The word "stress" doesn't figure in the successful entrepreneur's instruction manual. If you're going in, you go all in -- or you go home. 

But what if going all in means losing your memory or worse, shrinking your brain?  

Can stress shrink your brain?

A large study published last month looking at the brains of over two thousand healthy young to middle-aged men and women, found an association between having high circulating levels of the stress hormone cortisol and brain thinning.

Those with higher cortisol levels also had worse memory.  

This isn't the first study to link stress to brain "shrinkage."A 2017 study from Sweden found brain thinning associated with chronic work stress could be reversed by giving stressed workers a respite from work and cognitive therapy.

The Swedish study's authors concluded chronic stress wasn't just correlated with the thinning -- it was likely "causing" it.

Why has stress suddenly become so toxic?

One possible reason is lifestyles in the past used to include "stress buffers" that helped us recover from bouts of stress over the course of the day.

Many of these buffers have disappeared as our lifestyles have changed -- as a result there's a delay in how quickly we're able to shut down a stress reaction once it has begun. This means we spend more time being stressed than we used to. 

 Here are five examples:

1. The movement buffer

While high-intensity exercise raises cortisol, low-intensity, longer duration exercise seems to bring cortisol levels down.

Before the tech age and sedentary jobs, our days would include frequent, low-intensity movement. Today, many of us move very little during day and finish off the day with a session of high intensity exercise.

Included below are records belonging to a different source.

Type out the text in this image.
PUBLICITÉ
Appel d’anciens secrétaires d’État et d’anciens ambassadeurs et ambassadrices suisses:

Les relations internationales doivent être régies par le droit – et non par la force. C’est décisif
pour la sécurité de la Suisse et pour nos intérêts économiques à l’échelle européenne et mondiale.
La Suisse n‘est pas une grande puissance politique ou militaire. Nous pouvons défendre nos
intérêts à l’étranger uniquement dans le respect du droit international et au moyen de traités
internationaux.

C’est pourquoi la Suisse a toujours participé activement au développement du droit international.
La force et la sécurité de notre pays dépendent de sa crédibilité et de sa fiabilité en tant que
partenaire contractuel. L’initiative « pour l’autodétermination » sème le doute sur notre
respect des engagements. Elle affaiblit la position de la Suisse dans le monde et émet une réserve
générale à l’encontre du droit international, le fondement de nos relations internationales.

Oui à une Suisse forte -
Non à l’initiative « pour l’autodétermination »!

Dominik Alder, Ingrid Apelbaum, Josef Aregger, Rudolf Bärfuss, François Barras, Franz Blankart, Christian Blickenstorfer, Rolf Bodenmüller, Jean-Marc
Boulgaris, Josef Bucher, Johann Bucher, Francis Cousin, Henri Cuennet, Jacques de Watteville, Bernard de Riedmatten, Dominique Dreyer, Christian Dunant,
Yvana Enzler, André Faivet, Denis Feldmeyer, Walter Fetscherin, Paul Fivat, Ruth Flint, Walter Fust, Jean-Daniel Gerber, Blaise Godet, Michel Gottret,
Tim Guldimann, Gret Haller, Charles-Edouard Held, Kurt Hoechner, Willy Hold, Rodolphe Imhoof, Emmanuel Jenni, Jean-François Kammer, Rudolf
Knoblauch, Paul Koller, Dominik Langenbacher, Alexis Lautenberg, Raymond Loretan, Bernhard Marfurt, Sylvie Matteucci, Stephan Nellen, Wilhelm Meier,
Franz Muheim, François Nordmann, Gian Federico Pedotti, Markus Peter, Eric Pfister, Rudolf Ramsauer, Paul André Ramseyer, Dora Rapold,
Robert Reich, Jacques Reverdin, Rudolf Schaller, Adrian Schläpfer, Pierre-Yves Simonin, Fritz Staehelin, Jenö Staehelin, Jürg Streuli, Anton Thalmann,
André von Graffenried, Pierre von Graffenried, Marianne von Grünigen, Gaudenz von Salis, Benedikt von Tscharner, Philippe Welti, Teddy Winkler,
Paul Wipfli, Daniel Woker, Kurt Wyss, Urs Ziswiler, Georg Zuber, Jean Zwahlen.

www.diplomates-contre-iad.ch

Although daily exercise is good for us, doing it this way flips the stress-relieving logic on its head. 

2. The darkness buffer

Melatonin, the hormone we release when it gets dark at night, can act as an anxiety-reliever. Our overnight dose of darkness used to be a natural nocturnal stress antidote before we started using blue-light-emitting screens late into our evenings: blue light and bright light hinder melatonin production.

3. The calm buffer

Instant communication has resulted in constant demands on our attention. These demands force us to stay vigilant so the brain can't relax after a stressful experience. Being on edge also makes us more prone to becoming stressed again.

4. The social buffer

Life in the digital age leaves little time for face-to-face relationships and yet humans have evolved as tribes and need social connection to feel safe and buffer stress.

5. The wrong kind of buffer

Although physical stress has largely disappeared from urban lives, we continue to rely on stress strategies that target physical stress when we're emotionally stressed. We're using the wrong kind of stress buffer.

How can you protect yourself from the effects of chronic stress?

Here are five strategies taken from my book Stress-Proof  that target these five lost stress buffers: 

1. Walk.

Move at every opportunity throughout the day -- not with the aim to get fit or lose weight, but to offload stress. Walk around for five minutes every hour. Walk a stop instead of using transport. Take calls while walking; have walking meetings.

2. Sleep in a cave.

Dim the lights and wear blue light-blocking glasses if you use a screen late in the evening.  Avoid large meals, loud noise, excitement, caffeine and intense exercise in the evening. Get more daylight during the day.

3. Grab (your own) attention.

Make sure you--not your environment--are controlling your attention. Delegate time for checking your phone, rather than allowing your phone to summon you. Schedule in periods of singular focus where you don't multi-task.  

4. Hang out with your tribe.

Aim to be part of some kind of tribe, whom you identify with, feel comfortable around, and check in with regularly. According to latest research, even a virtual social tribe might do.

5. Don't dwell.

Never relax immediately after an emotionally stressful experience -- do something intense! Distract yourself with something so absorbing your mind can't wander.

If your mind is empty, it will keep going over on what just happened, amplifying your emotional reaction.

If you can't find anything intense to distract yourself with, keep a selection of games like Tetris on your phone that you can access at any time. Keep playing until you forget what just happened.

Stress is as old as we are, but the coping mechanisms we've always relied on are rapidly disappearing from our changing world.

We now stay stressed for longer after experiencing the same things we used to quickly recover from. 

Incorporating lost "stress buffers" such as these back into your lifestyle will help you recover faster from stress, and may help ensure your hard-earned success isn't attained at the cost of a poorer memory -- or worse, a possibly thinner brain.